O que este homem estava fazendo constitui um típico processo cultural, com o uso de
objetos reais. Num museu, como numa loja, devemos ser capazes de selecionar os materiais
para as nossas decisões, para reconstruir constantemente nossa sociedade e o futuro de
nossas crianças.
DEFININDO OS OBJETIVOS DO MUSEU
É lógico que não existe modelo para o nosso museu. Vou dar-lhes um exemplo do que
aconteceu no Creusot. Aquele museu foi considerado, durante anos, como uma espécie de
local de peregrinação para os profissionais de museus que buscavam novas ideias e novas
soluções. Esses 'peregrinos' não apenas invadiram uma instituição em desenvolvimento -
provocando sérias perdas de tempo e de energia para os membros da equipe e para os
voluntários - mas também entenderam de forma equivocada a maioria das características
importantes do Creusot. Entre os museus franceses, o resultado foi surpreendente: velhos e
novos museus copiaram o que existia no Creusot, sem dar-se conta de que aquelas
características eram consequência de circunstancias locais. Os estatutos, que eu redigi após
longas e difíceis negociações com os governos locais, as associações, os sindicatos, as firmas,
a administração central, foram considerados compulsórios para todos os ecomuseus
'genuínos', pela Direção de Museus de França!
Devemos, ao contrário, estabelecer para cada caso um método adequado, e mantê-lo
suficientemente flexível para acompanhar a evolução do projeto e da própria comunidade.

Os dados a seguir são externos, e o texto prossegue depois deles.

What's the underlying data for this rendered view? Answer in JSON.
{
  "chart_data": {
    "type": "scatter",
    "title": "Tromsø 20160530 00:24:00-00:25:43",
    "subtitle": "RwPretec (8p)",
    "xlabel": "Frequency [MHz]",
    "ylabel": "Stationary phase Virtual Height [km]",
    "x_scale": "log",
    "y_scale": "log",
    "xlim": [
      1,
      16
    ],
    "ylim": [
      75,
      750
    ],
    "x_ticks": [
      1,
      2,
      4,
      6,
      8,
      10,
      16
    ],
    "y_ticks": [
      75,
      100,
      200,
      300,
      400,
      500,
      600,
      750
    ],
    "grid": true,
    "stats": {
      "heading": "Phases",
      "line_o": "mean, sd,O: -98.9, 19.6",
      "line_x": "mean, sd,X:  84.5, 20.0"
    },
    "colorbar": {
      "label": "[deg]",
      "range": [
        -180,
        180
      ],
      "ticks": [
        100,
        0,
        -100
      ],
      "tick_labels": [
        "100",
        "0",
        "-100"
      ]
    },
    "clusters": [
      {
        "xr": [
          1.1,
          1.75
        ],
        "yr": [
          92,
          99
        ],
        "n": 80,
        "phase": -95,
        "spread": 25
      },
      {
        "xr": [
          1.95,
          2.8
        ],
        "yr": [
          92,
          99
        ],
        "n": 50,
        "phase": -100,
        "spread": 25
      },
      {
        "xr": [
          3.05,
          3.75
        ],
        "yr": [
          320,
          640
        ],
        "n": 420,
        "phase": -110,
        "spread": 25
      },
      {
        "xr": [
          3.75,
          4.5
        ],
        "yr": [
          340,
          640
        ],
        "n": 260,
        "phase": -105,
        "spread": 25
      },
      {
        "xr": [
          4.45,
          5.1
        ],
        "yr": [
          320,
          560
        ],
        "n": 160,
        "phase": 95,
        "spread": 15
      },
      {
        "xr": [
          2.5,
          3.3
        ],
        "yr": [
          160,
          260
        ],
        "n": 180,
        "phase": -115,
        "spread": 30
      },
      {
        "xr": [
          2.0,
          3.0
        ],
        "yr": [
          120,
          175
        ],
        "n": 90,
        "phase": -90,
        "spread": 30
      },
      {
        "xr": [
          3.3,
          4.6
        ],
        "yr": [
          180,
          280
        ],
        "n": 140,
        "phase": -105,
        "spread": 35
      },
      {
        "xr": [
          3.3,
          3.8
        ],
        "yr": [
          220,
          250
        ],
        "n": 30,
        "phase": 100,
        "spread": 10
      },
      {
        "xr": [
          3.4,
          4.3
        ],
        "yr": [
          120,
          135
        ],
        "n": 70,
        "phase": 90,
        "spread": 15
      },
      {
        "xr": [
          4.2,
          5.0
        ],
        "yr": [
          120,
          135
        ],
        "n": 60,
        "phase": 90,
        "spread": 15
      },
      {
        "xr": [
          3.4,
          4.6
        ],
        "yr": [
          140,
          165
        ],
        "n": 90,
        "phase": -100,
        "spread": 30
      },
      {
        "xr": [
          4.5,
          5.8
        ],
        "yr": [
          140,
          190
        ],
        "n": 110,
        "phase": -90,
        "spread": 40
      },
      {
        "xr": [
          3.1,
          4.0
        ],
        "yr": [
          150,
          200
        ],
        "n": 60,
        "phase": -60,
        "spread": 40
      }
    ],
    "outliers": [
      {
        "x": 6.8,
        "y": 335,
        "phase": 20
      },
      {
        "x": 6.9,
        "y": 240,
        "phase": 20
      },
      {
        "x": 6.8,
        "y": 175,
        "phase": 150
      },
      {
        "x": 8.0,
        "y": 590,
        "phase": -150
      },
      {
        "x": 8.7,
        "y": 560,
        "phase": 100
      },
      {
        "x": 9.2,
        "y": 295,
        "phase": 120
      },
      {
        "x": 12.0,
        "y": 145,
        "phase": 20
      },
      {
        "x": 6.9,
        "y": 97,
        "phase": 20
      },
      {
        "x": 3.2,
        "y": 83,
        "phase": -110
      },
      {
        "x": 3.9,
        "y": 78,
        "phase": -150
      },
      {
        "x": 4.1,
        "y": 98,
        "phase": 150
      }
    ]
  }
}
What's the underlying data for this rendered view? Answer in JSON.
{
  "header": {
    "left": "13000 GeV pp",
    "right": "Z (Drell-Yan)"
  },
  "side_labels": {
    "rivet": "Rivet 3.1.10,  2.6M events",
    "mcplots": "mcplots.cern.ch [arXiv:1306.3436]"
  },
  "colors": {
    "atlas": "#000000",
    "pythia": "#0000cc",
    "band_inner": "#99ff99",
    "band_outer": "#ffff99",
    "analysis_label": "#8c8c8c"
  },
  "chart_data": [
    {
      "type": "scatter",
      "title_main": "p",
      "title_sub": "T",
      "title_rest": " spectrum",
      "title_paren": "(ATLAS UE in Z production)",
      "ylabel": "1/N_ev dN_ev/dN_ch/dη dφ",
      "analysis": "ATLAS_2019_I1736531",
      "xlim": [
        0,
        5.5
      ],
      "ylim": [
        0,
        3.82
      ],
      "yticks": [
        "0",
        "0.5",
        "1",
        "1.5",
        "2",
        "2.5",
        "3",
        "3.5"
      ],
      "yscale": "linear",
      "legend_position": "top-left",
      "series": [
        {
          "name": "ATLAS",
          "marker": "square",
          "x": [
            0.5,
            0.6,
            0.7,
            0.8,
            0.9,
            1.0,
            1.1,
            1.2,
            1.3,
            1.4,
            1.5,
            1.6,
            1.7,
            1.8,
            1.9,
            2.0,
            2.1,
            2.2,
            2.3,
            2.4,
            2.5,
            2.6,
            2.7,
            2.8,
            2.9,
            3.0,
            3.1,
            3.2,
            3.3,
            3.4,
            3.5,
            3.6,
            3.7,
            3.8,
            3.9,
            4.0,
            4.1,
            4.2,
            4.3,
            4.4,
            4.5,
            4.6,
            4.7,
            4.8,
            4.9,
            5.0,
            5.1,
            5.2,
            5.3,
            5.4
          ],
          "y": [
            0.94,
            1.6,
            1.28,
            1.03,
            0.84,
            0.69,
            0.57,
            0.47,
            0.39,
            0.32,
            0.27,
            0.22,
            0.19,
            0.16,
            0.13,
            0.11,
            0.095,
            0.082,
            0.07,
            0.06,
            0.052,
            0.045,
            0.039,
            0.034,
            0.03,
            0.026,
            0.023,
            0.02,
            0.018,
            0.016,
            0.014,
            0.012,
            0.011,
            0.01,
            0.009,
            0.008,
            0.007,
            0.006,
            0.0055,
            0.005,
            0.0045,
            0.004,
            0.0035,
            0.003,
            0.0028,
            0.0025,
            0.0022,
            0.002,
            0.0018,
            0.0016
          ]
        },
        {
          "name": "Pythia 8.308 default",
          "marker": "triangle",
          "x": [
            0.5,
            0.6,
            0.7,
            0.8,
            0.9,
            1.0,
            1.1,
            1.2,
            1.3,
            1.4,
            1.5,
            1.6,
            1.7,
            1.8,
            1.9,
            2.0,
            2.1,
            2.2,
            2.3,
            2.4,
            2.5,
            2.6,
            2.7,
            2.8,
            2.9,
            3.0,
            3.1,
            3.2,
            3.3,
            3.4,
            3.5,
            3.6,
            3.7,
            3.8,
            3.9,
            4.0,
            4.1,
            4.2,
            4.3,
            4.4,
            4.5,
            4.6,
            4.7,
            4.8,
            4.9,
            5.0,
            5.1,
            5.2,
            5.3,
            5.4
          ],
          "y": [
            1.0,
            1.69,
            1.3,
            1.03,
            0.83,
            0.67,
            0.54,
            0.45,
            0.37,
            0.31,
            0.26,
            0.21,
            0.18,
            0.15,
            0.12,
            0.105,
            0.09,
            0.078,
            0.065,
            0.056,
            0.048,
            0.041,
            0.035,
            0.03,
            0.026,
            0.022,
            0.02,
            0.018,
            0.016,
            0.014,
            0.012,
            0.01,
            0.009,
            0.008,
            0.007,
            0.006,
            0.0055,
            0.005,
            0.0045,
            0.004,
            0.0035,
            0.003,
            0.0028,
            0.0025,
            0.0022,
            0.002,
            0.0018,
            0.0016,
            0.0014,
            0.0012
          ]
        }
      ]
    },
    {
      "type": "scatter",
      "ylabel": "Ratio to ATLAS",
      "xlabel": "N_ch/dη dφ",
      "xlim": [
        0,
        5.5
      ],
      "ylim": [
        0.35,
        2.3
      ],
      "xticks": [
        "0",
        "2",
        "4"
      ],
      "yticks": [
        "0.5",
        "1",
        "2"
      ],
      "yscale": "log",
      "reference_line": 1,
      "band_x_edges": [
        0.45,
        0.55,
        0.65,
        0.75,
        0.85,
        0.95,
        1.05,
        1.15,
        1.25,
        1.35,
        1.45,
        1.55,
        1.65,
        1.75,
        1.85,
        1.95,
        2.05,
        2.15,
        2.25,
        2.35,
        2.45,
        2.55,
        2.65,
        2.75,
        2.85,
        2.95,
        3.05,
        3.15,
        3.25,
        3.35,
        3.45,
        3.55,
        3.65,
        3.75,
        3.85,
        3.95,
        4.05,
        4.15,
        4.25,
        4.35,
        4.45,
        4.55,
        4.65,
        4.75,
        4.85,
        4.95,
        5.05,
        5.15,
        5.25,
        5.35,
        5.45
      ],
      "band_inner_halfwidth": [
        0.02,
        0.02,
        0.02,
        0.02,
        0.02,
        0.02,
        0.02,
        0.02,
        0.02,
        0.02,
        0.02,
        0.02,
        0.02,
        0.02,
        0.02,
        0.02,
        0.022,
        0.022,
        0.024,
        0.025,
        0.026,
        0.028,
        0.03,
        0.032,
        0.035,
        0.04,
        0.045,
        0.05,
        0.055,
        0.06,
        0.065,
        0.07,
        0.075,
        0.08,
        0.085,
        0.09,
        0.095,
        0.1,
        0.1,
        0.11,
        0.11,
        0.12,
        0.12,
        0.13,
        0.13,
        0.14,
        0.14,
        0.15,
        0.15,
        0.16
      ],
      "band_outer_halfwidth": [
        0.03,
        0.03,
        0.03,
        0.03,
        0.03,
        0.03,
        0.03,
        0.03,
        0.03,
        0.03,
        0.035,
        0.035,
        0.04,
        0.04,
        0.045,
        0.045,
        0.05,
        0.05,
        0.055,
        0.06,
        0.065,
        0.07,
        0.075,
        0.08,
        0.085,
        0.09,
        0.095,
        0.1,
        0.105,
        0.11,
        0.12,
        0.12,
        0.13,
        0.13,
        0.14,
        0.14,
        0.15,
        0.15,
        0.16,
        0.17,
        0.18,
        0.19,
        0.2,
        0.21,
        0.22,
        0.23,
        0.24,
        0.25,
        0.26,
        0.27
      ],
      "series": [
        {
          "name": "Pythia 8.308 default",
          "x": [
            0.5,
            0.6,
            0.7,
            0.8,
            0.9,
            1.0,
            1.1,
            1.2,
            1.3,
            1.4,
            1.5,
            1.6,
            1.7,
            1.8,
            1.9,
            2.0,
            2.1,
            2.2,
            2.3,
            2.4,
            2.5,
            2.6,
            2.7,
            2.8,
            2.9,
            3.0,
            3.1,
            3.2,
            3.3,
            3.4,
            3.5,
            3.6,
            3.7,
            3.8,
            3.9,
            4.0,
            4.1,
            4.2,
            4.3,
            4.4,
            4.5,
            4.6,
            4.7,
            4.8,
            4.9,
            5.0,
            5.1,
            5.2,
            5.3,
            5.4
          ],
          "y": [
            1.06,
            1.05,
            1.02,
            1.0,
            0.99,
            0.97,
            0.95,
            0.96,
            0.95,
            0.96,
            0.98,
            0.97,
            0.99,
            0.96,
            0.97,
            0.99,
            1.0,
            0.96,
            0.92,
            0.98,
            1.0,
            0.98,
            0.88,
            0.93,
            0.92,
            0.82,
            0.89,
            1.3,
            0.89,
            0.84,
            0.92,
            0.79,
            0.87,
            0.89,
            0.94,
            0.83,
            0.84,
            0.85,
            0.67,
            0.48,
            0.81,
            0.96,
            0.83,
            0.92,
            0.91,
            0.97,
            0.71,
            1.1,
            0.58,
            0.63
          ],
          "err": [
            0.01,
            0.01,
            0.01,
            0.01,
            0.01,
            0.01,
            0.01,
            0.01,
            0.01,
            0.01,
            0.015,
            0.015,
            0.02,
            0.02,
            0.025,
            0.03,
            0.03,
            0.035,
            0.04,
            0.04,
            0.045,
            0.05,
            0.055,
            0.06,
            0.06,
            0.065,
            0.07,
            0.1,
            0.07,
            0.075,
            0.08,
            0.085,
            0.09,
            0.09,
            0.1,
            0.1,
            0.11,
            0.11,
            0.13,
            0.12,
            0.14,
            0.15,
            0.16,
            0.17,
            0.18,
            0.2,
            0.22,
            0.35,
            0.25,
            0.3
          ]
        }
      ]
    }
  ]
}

Este método deve incluir os seguintes itens:
1. despertar, selecionar, treinar líderes, ativistas, voluntários e profissionais da própria
comunidade;
2. escutar a comunidade e provocar suas reações, por meio de ações experimentais (que eu
chamaria de ações-pretexto);
3. promover a cooperação entre atores, em vários campos e disciplinas;
4. criar, entre as pessoas, uma situação de autoconfiança (condição essencial para a
tomada de iniciativas), por meio da criação de grupos especializados, da realização de
ações-teste - particularmente exposições preliminares e exploratórias, mesmos que estas
sejam simples e amadorísticas;
5. implementar técnicas de exposição básicas e sofisticadas, usando materiais e talentos
locais, refinando a linguagem do objeto, seu vocabulário, sua gramática;
6. adotar técnicas e realizar projetos de educação e de informação, respeitando o que eu
chamaria de 'as subjetividades simultâneas';
7. e por fim, aumentar e aprofundar a capacidade de observação, avaliando criticamente o
patrimônio e os valores do passado e também as influencias vindas do exterior; buscar
novas oportunidades, etc.
DEFININDO OS MEIOS
Cada comunidade atual quer ser capaz de dizer: 'eu fiz o meu museu, logo, eu existo'. Eu
sinto muito, mas para mim tal afirmativa não tem sentido, além do impacto imediato,
sentimental e temporário das atividades de abertura do museu. Nem todo museu pode
desempenhar correta e efetivamente o papel de agente necessário da expressão política, da
existência e da vitalidade de uma comunidade.
Em primeiro lugar, a comunidade, como um todo, deve reconhecer-se plenamente em seu
museu; em segundo lugar, ela deve fazer uso dele, como instrumento de seu próprio
desenvolvimento; em terceiro lugar, ela deve controlá-lo permanentemente. Finalmente, eu
não acredito que exista uma 'revolução permanente'.
Este novo conceito do museu servindo aos interesses do desenvolvimento comunitário pode
até ser revolucionário. Mas não devemos tentar preservar para sempre este movimento de
renovação: com o tempo, o museu tenderá a tornar-se uma instituição 'normal', seja porque
perderá, com o passar dos anos, sua originalidade e criatividade, seja porque o
'establishment' conseguirá assumir o seu controle, ou mesmo porque o movimento da
museologia, como um todo, evoluirá na direção do 'museu revolucionário'.
Palestra proferida durante o Encontro ICOM/UNESCO sobre Museus e Comunidades.
Jokmokk, Suécia, junho de 1986.
Publicado em inglês no livro Okosmuseumsboka, de J. A Gjestrum e M. Maure.
Comitê Nac. do ICOM para a Noruega, 1988: 33-40.
Publicação em português autorizada a T. Scheiner pelo autor e pelo editor.
Tradução de Tereza Scheiner, em agosto de 1992.